Meades will argue that the Norgoma has significant cultural and heritage value that will be especially relevant if the United Nations Educational, Scientific and Cultural Organisation agrees to designate the St. Marys River as a UNESCO heritage site.
From 1950 to 1963, the Norgoma transported passengers and freight along the so-called 'Turkey Trail' between the Sault and Owen Sound.
The boat served as a car ferry between Tobermory and South Baymouth after the Trans Canada Highway was finished in 1963, until it was replaced by the Chi-Cheemaun in 1974.
Former hospital site doesn't have the bollards
Parks Canada has indicated it's not interested in having the Norgoma relocate to the Sault Ste. Marie Canal National Historic Site because the ship has little to do with the park's mandate.
A location near the Canadian Bushplane Heritage Centre has been rejected because dock space and water levels were inadequate.
A pier adjacent to the former downtown Sault Area Hospital site might work but the cost of servicing the site with electricity, sewers, telecom services and mooring bollards is estimated at $185,000 to $195,000.
If the city decided to decommission the Norgoma itself, the cost would range between $200,000 and $500,000-plus, depending on how much of the demolition work is done at the marina.
A very bad barge
A city-commissioned report by STEM Engineering found that the Norgoma has little potential for being re-purposed as a barge or another kind of boat.
The costs of demolition and removal would exceed any salvage value, in part because of hazardous materials including lead paint, oil and asbestos.

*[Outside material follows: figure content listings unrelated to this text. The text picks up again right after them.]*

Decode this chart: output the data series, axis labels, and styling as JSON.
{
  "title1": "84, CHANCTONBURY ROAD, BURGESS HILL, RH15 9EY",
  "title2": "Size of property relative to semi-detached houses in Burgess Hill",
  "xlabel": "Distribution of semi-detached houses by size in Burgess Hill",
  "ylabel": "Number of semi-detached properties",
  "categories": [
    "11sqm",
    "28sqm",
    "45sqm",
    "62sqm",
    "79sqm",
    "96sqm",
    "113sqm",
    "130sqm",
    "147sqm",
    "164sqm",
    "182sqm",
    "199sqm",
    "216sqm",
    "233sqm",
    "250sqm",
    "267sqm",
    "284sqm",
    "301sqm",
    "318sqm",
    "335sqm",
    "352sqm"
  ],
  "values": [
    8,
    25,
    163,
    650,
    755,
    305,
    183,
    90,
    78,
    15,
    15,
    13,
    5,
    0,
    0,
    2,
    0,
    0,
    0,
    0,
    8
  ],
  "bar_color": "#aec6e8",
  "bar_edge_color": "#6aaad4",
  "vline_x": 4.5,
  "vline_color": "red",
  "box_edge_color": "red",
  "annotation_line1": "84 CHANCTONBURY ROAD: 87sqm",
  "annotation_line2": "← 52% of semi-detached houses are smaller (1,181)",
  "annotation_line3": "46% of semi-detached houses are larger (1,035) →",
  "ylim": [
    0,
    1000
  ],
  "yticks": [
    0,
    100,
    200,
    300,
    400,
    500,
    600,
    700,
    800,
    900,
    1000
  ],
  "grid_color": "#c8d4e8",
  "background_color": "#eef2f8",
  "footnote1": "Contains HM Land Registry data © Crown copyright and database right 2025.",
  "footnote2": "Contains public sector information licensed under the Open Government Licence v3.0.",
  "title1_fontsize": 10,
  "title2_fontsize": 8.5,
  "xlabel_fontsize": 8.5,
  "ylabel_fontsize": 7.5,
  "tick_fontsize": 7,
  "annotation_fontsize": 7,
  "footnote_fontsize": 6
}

Other options include further municipal investment in the Norgoma, or just maintaining the current situation with no city support.
Vair will ask councillors today to pursue a deal with Gregos-Nicols and to approve spending $35,000 to get the Norgoma out of the marina.
If no deal can be reached with the Chicago businessman, Vair is recommending the city demolish and remove the Norgoma itself.
Today's City Council meeting will be livestreamed on SooToday starting at 4:30 p.m.